In de afgelopen jaren ben ik helder gaan voelen en zien dat ik een kwaliteit heb die ik onderschatte of wegstopte. Dat is het voelen; ik ben invoelend, een empaat. Ik voel aan waar het de ander aan ontbreekt of wat de ander nodig heeft. Bijna mijn hele leven heb ik die kwaliteit verkeerd ingezet. Ik gaf, en gaf, en gaf, tot het mij opbrak, mij leeg liet lopen. Ik zag dat geven zonder balans er niet toe leidde dat de ander vooruit kwam. Nee het leidde ertoe dat de ander erop vertrouwde dat ik bleef geven, het zelfs afdwong.
Veelal niet met woorden, maar met gedrag, met emotionele manipulatie. En ik was daar naïef in.
Was! Verleden tijd
Meer en meer heb ik alles wat mij afleidde van zelfontdekking van mij afgeschoven. Eindelijk heb ik mijzelf alle ruimte gegund om het naar buiten gericht zijn tot een minimum te brengen en naar mijn innerlijk te gaan en te voelen. Ik voelde de disbalans, voelde de manipulaties en zag de tegenbewegingen die volgden op mijn afstand nemen. Langzaamaan begin ik dichter bij mijn kern te komen en te zien (met het hart) wat mijn waarde is, leer ik meer en meer mijzelf lief te hebben. Het is geen makkelijke weg, want dat wat men gewoon is wil men vaak niet kwijt.
Daarnaast ben ik beter gaan voelen en begrijpen hoe het voelt om gecentreerd te zijn in jezelf. En leer ik hoe ik de buitenwereld kan accepteren (dit is wat er nu is, ik ontken niet meer hoe het is en ik doe er niets meer aan om dat anders te willen laten zijn). Maar accepteren is alleen maar het herkennen en erkennen: dit is hoe het is. Accepteren is niet gelijk aan tolereren. Het is iets zien voor wat het is en de afweging maken of dit mij goed doet of niet.
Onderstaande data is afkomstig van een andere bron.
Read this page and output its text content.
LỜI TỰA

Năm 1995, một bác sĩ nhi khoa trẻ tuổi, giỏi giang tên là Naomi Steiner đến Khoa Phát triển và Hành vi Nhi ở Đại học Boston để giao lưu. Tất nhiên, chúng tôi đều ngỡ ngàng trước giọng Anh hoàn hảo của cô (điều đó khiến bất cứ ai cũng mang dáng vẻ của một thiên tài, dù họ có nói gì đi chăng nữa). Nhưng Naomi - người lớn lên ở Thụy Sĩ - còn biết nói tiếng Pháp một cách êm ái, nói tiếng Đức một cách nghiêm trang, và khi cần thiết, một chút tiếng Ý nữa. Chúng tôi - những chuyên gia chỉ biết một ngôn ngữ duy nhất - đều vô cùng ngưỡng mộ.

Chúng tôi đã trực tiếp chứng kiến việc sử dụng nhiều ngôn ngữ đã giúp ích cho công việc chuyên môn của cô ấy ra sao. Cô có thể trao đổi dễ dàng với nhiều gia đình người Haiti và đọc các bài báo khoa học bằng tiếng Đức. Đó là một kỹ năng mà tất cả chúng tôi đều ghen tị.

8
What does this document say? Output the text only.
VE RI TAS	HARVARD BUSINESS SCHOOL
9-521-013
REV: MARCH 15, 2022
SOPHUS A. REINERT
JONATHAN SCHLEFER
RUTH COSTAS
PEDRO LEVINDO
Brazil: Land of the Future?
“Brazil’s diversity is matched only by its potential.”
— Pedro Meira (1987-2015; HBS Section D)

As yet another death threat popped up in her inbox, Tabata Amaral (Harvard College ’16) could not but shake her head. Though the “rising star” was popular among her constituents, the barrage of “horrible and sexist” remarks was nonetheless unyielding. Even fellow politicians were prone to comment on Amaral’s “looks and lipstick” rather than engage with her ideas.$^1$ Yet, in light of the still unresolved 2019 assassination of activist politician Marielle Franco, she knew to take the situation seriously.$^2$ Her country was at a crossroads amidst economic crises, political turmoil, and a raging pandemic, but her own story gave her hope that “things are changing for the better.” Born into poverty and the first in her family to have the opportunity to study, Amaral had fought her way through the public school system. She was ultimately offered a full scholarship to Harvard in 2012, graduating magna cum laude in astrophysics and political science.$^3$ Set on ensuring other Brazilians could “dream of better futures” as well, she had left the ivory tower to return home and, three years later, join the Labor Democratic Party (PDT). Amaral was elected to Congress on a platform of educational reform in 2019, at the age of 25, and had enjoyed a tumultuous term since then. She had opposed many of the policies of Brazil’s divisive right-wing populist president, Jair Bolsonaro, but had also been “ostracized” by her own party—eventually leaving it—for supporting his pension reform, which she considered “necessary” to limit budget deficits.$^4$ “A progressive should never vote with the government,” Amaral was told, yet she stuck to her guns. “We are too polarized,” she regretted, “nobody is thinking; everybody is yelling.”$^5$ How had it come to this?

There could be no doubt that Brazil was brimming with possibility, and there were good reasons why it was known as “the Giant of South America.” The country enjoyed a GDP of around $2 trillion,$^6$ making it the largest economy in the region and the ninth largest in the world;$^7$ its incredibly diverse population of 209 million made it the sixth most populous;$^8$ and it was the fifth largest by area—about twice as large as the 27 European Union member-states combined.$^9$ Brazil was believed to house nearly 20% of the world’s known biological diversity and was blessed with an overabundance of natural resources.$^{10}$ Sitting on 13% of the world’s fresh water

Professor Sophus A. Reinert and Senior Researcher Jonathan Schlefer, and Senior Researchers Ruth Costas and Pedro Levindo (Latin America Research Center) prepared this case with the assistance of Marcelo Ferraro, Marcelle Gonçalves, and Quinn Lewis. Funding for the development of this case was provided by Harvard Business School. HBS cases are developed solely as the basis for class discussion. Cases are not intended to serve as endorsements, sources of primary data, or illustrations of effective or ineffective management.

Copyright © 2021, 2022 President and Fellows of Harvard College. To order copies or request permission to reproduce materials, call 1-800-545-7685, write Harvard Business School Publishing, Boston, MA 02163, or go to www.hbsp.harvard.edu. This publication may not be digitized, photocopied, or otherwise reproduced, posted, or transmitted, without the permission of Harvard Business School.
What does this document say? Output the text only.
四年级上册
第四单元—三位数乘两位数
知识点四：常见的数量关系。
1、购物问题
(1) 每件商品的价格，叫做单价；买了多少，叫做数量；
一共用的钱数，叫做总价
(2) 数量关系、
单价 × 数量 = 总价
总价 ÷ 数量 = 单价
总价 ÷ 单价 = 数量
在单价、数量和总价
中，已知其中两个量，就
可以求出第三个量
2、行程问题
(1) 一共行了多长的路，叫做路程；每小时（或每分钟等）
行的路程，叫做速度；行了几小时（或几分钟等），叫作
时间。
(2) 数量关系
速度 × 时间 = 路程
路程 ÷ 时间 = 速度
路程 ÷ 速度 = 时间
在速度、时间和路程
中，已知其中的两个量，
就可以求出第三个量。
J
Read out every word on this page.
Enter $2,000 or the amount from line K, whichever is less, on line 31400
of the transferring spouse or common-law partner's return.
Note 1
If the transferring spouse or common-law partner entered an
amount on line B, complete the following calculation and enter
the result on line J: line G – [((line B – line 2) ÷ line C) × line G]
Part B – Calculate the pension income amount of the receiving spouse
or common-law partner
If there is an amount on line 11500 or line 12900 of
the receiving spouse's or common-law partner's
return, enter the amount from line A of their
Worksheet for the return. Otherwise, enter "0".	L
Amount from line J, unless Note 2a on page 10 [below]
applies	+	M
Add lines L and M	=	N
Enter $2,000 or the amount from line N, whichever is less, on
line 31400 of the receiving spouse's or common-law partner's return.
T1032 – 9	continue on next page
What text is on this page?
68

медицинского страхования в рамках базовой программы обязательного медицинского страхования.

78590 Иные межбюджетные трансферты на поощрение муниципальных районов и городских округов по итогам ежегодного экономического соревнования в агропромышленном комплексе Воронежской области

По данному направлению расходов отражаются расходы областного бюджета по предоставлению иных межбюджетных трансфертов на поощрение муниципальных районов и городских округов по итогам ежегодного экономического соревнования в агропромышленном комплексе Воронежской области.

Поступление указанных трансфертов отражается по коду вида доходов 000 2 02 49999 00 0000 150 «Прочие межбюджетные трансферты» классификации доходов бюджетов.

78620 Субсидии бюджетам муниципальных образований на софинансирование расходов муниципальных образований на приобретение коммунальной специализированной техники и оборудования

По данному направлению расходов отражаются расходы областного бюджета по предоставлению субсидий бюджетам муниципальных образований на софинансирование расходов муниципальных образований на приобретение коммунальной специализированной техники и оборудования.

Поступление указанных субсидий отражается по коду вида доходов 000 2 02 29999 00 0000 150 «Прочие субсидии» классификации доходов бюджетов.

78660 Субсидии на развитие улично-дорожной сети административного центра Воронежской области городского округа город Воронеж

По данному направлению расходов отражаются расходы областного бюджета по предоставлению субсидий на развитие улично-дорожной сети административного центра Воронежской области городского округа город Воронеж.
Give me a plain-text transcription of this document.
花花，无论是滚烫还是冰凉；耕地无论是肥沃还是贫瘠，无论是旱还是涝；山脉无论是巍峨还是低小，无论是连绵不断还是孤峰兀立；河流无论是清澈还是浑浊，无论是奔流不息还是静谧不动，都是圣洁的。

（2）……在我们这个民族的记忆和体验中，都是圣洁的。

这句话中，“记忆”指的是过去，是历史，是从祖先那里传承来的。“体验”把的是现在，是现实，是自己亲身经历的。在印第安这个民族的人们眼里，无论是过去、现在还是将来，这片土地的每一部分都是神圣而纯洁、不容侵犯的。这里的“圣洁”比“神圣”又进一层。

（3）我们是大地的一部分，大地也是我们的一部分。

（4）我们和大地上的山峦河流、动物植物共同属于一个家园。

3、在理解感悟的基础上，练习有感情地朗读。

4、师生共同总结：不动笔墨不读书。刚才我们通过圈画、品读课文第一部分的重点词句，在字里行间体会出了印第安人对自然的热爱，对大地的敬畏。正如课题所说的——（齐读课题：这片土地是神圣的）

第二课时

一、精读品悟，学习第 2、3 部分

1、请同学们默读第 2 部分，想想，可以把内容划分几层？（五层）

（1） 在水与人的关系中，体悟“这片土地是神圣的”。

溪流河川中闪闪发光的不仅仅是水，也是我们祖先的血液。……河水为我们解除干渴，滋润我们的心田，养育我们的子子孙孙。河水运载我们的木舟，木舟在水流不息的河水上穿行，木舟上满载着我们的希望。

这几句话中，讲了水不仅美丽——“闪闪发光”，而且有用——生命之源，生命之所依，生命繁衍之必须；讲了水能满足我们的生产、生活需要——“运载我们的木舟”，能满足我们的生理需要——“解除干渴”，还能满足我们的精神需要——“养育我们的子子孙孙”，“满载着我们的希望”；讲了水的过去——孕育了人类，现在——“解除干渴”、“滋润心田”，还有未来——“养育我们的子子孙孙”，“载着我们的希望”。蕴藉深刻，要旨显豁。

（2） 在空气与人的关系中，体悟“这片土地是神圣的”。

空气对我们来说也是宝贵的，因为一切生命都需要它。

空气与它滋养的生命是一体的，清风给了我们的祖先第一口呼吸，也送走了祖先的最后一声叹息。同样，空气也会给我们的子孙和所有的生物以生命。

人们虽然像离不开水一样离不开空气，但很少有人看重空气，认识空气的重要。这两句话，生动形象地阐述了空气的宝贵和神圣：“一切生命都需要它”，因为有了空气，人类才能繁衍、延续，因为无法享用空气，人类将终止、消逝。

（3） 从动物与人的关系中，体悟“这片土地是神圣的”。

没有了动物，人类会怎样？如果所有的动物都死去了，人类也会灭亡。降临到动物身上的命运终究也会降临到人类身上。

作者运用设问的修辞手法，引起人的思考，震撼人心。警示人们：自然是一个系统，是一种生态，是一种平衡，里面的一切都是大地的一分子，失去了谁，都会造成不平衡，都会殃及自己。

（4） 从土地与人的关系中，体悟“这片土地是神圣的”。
En dan mag ik mijn wil gebruiken om een keuze te maken voor dat wat mij wel goed doet, of een situatie te beëindigen die mij geen goed doet.
Als ik dat hierboven teruglees klinkt het eenvoudig, maar man wat is dat bij tijd en wijlen een strijd geweest en af en toe nog. Het leven test je ook, waardoor je eenzelfde les in verschillende vormen voorgeschoteld krijgt, tot je eindelijk wakker wordt uit je sluimerende breintoestand en leert kijken met het hart. Je kunt de wereld pas met het hart zien, als je je hart eerst opent voor je Zelf. Pas dan kan je ziel aarden in je lijf en ben je bezield.
Dankbaar ben ik dat ik nu kan zeggen dat ik mijn hart voor mijzelf geopend heb en nu keuzes maak die mij goed doen. Dat ik ja mag zeggen tegen mijzelf en daar acties aan mag verbinden, ook als dat een dikke vette nee voor een ander is. Mijn hart voelt nog steeds wat de ander nodig heeft, maar ik erken dat daarin een les voor die ander schuilt. Niet langer hoef ik de emotionele last van een ander te dragen of hun (pad) te verlichten. Zij mogen net als ik naar binnen keren en op de tast de deur naar hun hart vinden.